Real Financial Impact
This summer, my city is working on a street reconstruction project near my home. My commute has been torn up for most of the summer, forcing me to walk through loose dirt and construction debris or take a more circuitous route. I’ve not minded at all. You see, my city moved the curb and I’m ecstatic about it.
Many decades ago, my poor and generally cash-strapped city took a quaint and walkable neighborhood and decided it was going to spend absurd amounts of money widening the streets. In a very practical sense, a wider street substitutes asphalt pavement for turf. The wider the street is, the more pavement and the less turf there is.
Let me state the obvious: pavement is vastly more expensive than turf. Oh so much more expensive. By shifting to pavement from turf, the city is choosing to spend a lot more money upfront.
How much more? The bid tabulation for the current project gives a rough idea.

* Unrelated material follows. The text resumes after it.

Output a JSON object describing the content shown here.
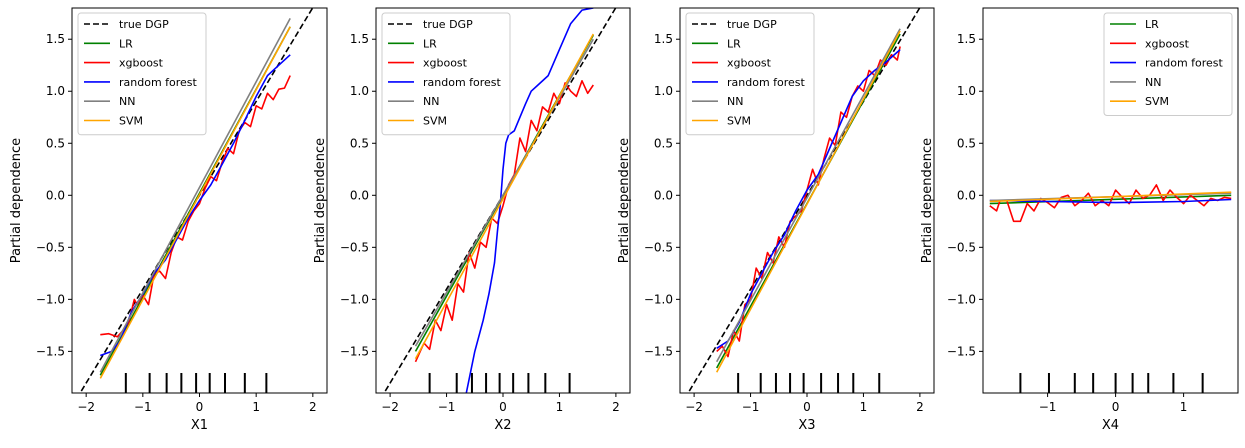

With an eight-inch-deep section, a shift from turf to pavement increases the cost by 350%. On the pavement side, there is compacted aggregate and bituminous pavement at a cost of $2.09 per square foot. On the turf side, there is fill (common borrow) and topsoil at just $0.60 per square foot. These prices will vary for different locations and different projects, but the ratio of 3.5x seems like a solid benchmark.
I’m not sure exactly how much the city moved the curb, but I estimate about eight feet on each side. If so, they cut well over $150,000 off the cost of the project. Here’s a link to the bid tabulation and a spreadsheet that shows how I came up with these results.
Those are the initial construction costs, but the ongoing maintenance costs add up, as well. Every routine maintenance project over the years had to crack seal, seal coat, and overlay that much more pavement. Every time it snowed, the plows needed to clear that much more snow at a shockingly high cost. When it rains, we have to convey that much more water through systems that must be sized to handle all that unnecessary pavement.
An extra foot of street pavement is the extravagant luxury good we not only don’t appreciate, but also never really wanted.
If you’re reconstructing the street, reduce the street width by moving the curb in. As far as possible. Every foot saves you money today and every year you maintain that street. Fight for less.
My city moved the curb. That’s great leadership.